Virginia Interscholastic Association Project Grows

The Virginia Interscholastic Association (VIA) website (hosted by Teaching for Change) research and dissemination made great strides in 2019. A team was formed among scholars across various institutions to document and share the history of the VIA. They presented their work at two national conferences, Association for the Study of African American Life and History (ASALH) and American Educational Studies Association (AESA). Read more.

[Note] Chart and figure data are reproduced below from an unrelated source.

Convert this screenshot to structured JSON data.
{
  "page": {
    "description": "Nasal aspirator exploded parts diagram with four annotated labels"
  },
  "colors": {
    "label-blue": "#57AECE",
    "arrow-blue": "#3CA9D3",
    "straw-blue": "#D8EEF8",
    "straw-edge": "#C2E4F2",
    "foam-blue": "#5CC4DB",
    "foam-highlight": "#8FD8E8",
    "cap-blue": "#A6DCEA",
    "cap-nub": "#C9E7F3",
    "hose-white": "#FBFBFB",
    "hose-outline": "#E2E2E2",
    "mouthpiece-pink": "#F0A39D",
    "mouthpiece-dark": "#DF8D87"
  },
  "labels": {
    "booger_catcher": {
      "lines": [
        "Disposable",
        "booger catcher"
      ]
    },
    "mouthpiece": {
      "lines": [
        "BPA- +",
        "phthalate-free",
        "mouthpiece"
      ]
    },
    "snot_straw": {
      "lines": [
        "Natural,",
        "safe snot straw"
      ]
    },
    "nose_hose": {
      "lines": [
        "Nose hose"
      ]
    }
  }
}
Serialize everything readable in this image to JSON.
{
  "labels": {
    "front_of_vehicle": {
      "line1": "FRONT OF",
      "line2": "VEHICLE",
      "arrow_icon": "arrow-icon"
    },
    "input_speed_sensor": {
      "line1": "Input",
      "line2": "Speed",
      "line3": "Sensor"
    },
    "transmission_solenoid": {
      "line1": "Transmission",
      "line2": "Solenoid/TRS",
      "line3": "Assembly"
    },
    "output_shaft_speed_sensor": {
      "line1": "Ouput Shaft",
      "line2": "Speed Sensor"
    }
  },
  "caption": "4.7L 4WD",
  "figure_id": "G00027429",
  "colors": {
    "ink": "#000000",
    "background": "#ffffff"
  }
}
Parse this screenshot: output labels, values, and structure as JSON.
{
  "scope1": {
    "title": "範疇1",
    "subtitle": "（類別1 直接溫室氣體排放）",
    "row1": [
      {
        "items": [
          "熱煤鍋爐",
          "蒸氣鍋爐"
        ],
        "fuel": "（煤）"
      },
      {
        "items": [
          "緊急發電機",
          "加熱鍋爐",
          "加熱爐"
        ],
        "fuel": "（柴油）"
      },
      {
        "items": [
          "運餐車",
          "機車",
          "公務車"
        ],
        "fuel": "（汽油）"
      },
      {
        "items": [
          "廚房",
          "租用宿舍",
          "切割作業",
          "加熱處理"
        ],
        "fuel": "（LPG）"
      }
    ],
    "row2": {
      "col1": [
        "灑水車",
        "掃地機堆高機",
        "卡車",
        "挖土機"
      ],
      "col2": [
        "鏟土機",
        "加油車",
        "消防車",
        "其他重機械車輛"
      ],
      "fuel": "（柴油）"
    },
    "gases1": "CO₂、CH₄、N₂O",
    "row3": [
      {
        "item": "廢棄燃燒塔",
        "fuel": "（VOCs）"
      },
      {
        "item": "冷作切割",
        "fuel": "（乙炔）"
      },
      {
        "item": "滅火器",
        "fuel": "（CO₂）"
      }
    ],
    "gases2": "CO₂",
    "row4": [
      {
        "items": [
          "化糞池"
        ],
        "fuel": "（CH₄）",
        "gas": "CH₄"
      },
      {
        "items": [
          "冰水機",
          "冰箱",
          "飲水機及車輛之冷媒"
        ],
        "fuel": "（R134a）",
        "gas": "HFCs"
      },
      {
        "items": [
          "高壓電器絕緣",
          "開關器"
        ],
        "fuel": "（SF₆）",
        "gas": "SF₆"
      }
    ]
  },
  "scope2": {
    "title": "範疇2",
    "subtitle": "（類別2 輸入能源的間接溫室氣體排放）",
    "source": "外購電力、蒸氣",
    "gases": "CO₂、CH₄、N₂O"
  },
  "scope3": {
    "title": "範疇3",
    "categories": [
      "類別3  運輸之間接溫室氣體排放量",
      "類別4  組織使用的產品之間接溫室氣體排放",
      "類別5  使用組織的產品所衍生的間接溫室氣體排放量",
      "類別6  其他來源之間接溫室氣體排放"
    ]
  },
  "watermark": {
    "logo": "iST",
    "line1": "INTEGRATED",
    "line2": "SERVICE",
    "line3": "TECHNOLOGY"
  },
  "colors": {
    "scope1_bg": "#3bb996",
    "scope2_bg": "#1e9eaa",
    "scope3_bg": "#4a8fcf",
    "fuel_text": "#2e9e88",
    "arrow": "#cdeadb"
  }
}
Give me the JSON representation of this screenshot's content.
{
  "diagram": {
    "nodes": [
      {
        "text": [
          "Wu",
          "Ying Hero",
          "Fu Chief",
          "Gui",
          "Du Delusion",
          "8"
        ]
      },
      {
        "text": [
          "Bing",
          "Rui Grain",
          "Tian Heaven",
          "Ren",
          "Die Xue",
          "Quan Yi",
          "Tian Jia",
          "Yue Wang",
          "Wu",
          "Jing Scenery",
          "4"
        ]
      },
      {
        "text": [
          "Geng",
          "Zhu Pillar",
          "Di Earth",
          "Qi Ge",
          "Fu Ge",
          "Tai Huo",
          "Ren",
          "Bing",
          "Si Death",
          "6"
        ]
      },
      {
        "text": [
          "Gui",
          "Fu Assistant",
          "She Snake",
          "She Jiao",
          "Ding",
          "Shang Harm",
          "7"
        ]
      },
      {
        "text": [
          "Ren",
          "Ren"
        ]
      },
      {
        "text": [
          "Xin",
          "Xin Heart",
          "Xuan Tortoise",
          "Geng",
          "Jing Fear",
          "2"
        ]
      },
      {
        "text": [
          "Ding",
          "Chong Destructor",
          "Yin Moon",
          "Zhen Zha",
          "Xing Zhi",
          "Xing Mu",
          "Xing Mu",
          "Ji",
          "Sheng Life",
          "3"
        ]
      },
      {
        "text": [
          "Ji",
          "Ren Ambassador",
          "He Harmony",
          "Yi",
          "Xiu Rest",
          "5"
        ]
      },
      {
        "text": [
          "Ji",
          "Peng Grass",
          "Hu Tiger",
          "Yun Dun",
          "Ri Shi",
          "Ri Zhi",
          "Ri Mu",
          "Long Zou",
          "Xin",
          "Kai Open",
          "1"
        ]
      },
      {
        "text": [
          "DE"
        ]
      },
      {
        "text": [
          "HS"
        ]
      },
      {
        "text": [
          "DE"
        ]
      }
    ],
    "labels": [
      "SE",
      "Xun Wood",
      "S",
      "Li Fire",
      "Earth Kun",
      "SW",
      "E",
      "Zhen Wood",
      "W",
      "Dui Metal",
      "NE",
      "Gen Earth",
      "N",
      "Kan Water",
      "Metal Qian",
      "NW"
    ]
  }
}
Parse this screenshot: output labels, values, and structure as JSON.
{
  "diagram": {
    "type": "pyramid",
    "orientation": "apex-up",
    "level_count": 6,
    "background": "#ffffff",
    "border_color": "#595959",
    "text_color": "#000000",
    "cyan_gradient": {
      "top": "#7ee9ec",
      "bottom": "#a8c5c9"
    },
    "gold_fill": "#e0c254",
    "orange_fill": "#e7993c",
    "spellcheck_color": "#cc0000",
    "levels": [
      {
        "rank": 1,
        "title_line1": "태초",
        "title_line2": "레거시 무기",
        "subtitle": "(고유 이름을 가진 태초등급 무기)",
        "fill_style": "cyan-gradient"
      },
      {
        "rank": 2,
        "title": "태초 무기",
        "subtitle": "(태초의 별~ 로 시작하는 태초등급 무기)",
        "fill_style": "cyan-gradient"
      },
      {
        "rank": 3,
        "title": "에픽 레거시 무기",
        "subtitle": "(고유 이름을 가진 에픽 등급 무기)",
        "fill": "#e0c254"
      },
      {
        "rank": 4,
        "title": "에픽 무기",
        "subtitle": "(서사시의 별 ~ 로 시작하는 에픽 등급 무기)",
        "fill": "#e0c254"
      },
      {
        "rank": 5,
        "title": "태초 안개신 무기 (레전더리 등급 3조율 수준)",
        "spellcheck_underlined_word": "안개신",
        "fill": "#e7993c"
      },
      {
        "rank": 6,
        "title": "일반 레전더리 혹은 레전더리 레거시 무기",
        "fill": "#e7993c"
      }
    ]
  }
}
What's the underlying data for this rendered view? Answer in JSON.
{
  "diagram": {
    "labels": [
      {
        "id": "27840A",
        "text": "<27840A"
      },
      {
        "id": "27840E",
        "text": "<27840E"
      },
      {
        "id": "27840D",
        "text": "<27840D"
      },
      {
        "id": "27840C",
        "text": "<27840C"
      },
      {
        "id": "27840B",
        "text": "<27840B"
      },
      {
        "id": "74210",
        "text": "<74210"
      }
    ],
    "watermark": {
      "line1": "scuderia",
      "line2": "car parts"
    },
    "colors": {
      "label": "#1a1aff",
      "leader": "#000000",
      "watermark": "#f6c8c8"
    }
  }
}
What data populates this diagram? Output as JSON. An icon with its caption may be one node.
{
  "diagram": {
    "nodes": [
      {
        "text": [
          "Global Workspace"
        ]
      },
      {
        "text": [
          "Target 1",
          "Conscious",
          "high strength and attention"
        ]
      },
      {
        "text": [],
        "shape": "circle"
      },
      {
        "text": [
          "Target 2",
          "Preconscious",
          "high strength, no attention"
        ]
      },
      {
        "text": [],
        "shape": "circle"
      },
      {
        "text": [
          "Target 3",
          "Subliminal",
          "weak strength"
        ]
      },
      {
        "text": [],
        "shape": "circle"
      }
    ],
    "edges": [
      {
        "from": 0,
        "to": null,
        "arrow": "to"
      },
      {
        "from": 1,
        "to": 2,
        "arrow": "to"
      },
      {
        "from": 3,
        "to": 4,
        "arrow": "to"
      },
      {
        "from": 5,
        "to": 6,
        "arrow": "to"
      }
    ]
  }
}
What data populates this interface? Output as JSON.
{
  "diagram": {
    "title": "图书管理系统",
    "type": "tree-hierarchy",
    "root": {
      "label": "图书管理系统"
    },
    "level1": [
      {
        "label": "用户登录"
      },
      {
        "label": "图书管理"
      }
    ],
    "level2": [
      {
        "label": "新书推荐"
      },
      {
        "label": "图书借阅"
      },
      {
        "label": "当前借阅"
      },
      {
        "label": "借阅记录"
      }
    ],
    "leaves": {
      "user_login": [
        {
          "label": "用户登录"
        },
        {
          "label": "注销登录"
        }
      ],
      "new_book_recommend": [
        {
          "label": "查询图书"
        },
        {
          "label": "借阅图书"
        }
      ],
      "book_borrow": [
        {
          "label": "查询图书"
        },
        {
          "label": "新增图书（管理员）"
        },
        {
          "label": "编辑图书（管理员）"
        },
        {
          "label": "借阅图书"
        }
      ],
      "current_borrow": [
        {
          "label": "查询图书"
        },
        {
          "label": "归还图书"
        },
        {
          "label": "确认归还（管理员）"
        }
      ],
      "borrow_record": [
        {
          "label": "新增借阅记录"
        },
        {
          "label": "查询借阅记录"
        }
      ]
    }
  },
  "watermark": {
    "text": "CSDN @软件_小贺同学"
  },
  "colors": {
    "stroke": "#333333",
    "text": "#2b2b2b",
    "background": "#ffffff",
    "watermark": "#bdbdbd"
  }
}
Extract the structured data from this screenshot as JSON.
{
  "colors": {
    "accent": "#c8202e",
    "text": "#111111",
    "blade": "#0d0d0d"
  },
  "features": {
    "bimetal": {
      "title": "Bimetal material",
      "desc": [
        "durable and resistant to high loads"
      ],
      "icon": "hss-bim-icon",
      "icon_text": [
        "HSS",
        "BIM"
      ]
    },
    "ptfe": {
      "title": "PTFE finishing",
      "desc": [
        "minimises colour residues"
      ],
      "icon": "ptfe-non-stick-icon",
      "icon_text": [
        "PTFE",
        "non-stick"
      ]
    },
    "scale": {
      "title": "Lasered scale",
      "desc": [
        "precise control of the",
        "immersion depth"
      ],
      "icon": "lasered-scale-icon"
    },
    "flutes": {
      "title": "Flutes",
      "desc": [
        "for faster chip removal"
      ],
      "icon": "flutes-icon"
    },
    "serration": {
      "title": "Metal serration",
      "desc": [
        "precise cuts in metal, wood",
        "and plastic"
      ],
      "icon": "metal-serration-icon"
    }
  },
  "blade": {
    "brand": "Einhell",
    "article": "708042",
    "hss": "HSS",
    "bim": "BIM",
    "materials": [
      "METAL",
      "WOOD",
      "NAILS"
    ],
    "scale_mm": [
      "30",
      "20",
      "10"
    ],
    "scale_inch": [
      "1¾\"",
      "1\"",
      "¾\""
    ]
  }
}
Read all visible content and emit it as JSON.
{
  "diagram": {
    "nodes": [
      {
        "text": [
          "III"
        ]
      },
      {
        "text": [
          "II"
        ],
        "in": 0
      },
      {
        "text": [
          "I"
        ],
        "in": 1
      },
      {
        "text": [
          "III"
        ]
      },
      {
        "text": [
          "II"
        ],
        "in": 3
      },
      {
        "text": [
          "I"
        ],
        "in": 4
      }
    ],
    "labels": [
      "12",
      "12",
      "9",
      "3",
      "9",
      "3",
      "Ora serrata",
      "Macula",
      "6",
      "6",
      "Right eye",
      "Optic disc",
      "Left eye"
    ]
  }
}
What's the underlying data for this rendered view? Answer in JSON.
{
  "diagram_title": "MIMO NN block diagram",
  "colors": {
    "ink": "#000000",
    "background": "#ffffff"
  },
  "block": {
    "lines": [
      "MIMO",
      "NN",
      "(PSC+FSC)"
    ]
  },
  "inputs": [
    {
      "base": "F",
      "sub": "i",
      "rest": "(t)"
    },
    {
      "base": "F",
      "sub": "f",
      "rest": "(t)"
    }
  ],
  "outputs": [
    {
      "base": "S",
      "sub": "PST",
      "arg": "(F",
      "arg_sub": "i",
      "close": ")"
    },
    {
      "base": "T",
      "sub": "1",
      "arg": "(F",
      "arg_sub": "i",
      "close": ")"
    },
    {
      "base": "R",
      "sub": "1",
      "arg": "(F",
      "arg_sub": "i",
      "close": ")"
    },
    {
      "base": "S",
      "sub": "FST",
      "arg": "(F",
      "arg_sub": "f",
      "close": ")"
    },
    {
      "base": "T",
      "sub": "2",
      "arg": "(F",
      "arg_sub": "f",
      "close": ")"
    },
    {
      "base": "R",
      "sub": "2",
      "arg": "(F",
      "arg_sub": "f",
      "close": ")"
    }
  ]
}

Two Key Educators Join Teaching for Change Board

The Teaching for Change board and staff are pleased to welcome Nancy Raquel Mirabal and Tiffany Mitchell Patterson to the board of directors. Both of them have been long-time allies of the organization and will now bring their invaluable expertise to the strategic planning and governance of Teaching for Change. Nancy is a historian with expertise in Latinx and Afro-diasporic studies, and Tiffany is a teacher educator with a focus on secondary social studies instruction. Read more.

In the News

An essay by Teaching for Change associate director and Tellin’ Stories Project director Allyson Criner Brown was published in Lisa Delpit’s Teaching when the World is on Fire and our Tellin’ Stories parent organizing project was featured in You, Your Child, and School: Navigate Your Way to the Best Education.

Teaching for Change was featured in articles for Smithsonian, Duke Today, Association for Supervision and Curriculum Development, Institute for Educational Leadership, The Johns Hopkins Newsletter, We Act Radio, and The DC Line.

The Zinn Education Project was featured in New York Times, Ensia, NBC News, Newsela, Teen Vogue, and more.

In Memory

In 2019, many people who fought for freedom and informed our work passed away. These include Unita Blackwell, John Conyers, Frances Crowe, Rep. Elijah Cummings, Jean Fairfax, William Greider, Noel Ignatiev, Charles Jones,  William Loren Katz, Judge Damon Keith, Andrea Levy, Paule Marshall, Toni Morrison, Manfred Max-Neef, Jessye Norman, Jack O’Dell, John O’Neil of the Free Southern Theater, Vivian Gussin Paley, John Singleton, Jean Wiley, and more.

We will continue to walk in their footsteps to create a world with peace and justice.